Thatcherism lives on after Tony Blair: Gordon Brown, too, is guided by the Iron Lady's spirit (Simon Jenkins, June 26, 2007, The Australian)

WHEN Tony Blair entered Downing Street in 1997, he had to decide whom first to invite to his new home. Surely it would be one of his Labour predecessors, Jim Callaghan, Michael Foot or Neil Kinnock, all itching for an invitation? No. The lucky guest was Margaret Thatcher. Round she came, and in spirit she never left.

As Blair leaves office, political historians are going to get him completely wrong. [...]


Brown proved more Thatcherite than any of his predecessors, plunging in where they had feared to tread. Thatcher had opposed rail, coal and post office privatisation. Brown not only accepted every privatisation so far undertaken but faced down Blair and insisted that the London Tube be sold on risk-free 30-year contracts to private companies. And in social policy the new Government entered realms that the Tories treated as no-go areas.

Blair's adherence to the outlook of his heroine was not confined to home affairs. He soon turned his back on seeking the heart of Europe - as she and Major had both done on taking office - in favour of the US bond. While half-hearted attempts were made by Robin Cook to clothe Blair's adventurism in ethical garb, it was essentially, if vaguely, neo-imperial. It pronounced a Western values agenda to be imposed on sovereign states at will. The politics of fear and a wildly inflated war on terror became the leitmotif of speech after speech. Told by Thatcher to "hug Washington close", Blair did so to a fault, from the mountains of Bora Bora to the streets of Fallujah and the cells of Guantanamo Bay.

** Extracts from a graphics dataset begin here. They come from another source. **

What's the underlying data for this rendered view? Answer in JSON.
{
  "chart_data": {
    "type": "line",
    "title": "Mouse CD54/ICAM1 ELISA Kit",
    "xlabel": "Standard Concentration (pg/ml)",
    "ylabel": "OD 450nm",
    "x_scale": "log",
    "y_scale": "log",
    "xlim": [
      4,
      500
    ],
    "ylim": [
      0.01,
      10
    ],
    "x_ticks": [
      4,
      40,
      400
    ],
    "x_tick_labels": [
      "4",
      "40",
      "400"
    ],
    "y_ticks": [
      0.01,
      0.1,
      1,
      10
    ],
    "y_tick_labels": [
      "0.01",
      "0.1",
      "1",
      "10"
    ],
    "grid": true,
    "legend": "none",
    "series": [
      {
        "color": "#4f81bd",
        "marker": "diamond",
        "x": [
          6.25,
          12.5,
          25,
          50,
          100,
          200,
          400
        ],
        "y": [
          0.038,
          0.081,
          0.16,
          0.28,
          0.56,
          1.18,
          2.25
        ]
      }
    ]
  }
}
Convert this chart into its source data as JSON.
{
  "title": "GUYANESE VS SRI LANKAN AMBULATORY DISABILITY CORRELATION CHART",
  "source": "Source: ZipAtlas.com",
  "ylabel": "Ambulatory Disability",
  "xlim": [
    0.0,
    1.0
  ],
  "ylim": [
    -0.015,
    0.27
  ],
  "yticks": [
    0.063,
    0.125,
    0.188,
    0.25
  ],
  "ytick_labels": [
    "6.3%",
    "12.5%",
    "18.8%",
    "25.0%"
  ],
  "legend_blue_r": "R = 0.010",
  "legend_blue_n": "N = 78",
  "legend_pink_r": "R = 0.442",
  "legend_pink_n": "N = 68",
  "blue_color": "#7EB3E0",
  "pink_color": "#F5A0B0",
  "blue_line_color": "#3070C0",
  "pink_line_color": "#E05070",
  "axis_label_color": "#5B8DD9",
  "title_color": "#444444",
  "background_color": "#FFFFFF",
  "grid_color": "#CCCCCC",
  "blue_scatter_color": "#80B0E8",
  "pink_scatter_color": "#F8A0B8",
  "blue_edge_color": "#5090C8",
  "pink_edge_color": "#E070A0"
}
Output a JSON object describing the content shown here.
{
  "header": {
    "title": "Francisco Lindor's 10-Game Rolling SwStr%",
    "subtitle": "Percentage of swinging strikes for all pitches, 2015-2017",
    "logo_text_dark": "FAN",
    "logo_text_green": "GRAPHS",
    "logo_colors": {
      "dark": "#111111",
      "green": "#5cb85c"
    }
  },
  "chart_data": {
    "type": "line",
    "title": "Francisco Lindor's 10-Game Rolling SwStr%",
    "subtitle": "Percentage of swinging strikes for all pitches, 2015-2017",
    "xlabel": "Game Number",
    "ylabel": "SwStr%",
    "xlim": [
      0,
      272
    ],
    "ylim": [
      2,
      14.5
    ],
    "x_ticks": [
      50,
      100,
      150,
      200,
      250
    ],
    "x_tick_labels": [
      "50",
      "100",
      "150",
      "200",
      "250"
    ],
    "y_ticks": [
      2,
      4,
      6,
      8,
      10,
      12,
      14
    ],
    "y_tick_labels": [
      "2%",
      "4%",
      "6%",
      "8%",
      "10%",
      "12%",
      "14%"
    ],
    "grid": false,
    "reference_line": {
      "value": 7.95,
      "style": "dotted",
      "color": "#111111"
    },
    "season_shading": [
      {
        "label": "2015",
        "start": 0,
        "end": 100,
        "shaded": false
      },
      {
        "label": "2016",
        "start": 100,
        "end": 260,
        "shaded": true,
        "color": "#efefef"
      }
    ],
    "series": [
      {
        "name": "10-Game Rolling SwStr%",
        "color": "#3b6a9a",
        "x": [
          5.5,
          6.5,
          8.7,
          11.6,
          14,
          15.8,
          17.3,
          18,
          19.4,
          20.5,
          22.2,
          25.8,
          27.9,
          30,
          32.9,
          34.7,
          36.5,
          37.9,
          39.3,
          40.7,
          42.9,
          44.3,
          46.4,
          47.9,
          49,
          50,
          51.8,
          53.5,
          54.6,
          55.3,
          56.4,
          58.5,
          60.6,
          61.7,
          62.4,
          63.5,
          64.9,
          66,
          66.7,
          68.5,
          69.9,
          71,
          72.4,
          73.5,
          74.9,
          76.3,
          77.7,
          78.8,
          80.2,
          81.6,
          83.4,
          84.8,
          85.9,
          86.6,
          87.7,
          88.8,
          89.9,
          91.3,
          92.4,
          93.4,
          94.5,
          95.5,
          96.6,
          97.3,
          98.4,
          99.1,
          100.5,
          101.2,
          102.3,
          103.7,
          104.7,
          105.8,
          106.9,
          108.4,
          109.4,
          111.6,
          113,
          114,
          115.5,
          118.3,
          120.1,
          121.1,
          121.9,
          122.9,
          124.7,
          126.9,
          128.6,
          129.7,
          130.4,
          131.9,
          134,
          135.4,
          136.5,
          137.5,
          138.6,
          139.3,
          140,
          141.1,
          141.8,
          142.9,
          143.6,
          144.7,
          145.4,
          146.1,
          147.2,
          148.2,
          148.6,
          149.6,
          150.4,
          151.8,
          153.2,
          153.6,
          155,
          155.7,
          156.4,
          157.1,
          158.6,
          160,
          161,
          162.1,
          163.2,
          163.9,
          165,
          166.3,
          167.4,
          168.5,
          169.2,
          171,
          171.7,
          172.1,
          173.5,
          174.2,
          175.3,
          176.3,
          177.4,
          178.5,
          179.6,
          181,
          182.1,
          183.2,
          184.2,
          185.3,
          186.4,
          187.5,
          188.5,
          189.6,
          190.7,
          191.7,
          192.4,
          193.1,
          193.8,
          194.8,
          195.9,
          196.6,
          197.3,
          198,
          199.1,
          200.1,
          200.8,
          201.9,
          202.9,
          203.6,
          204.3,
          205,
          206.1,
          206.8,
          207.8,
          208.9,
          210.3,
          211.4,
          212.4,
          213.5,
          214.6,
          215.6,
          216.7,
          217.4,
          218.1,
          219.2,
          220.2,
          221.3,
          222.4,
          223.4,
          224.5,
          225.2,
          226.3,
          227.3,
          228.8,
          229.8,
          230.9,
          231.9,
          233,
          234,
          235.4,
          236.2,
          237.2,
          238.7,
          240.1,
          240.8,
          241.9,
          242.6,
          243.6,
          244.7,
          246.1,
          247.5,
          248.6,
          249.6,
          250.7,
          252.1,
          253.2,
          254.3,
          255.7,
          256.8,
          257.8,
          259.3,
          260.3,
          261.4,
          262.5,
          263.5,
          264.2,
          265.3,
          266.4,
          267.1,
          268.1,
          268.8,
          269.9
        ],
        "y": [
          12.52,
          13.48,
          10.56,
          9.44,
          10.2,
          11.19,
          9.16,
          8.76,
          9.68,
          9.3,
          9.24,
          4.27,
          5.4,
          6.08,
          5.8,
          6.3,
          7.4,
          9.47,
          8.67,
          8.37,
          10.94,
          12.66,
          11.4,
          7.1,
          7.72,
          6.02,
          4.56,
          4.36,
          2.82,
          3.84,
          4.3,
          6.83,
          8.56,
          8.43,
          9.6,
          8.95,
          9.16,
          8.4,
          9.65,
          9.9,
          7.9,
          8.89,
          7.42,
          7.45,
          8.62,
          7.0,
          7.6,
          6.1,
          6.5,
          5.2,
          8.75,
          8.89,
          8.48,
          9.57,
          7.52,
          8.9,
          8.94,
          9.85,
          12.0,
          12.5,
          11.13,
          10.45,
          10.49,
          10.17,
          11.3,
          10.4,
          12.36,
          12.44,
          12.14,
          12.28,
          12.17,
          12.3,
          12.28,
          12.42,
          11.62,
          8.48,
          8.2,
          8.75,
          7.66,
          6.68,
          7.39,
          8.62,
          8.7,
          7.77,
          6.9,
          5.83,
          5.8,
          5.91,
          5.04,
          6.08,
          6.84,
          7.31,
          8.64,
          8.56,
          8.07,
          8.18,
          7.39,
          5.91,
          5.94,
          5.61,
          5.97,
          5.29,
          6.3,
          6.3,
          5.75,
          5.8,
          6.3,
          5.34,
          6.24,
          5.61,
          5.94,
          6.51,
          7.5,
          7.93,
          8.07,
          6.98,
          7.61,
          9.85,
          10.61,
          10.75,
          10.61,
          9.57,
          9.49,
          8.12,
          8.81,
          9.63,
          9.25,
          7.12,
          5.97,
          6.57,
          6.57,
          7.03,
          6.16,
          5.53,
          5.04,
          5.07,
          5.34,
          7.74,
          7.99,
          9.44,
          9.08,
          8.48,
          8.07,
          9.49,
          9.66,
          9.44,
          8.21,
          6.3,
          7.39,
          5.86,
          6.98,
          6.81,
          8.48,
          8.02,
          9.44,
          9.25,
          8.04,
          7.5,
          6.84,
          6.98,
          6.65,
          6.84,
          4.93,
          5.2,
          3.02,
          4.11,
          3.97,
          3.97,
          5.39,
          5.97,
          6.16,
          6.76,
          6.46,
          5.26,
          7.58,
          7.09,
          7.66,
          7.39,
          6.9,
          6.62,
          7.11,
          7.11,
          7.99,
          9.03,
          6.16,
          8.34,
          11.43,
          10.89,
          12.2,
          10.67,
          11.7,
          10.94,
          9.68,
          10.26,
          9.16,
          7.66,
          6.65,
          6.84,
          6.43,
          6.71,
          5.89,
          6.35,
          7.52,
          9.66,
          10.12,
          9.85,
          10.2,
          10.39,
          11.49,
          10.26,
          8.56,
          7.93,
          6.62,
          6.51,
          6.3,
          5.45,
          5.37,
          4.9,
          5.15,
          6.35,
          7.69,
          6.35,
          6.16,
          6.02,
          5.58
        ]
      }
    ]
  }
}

Blair has been a true son of Thatcher. Essentially a presidentialist, he appealed over the heads of political and democratic institutions to the people at large. He found a shattered shell of a party and bent it to his will. His wayward treatment of policy shows a man devoid of personal ideology. He may not have been a dyed-in-the-wool Thatcherite in the sense that Brown became one under the influence of the treasury. To Blair, Thatcherism was part reality check, part opportunism. But neither he nor Brown changed the main premises of policy they found on entering office in 1997. What appeared to have worked for the Tories they made certain worked for them. I see no reason why the man who takes office as prime minister this week should seek any other way. As it says over the gates of the temple, there is no alternative.


Mush as partisans on both sides of the pond (of both parties in both cases, oddly enough) hate Bill Clinton and Tony Blair, historians will find it impossible to distinguish them from their conservative predecessors and successors.

Posted by Orrin Judd at June 25, 2007 1:44 PM
Comments

You can't tell the difference between Clinton's Supreme Court appointments and GWB's?

Posted by: PapayaSF at June 26, 2007 12:19 AM

Darn, future historians are destined to be as partisan and thick-headed as those in the past.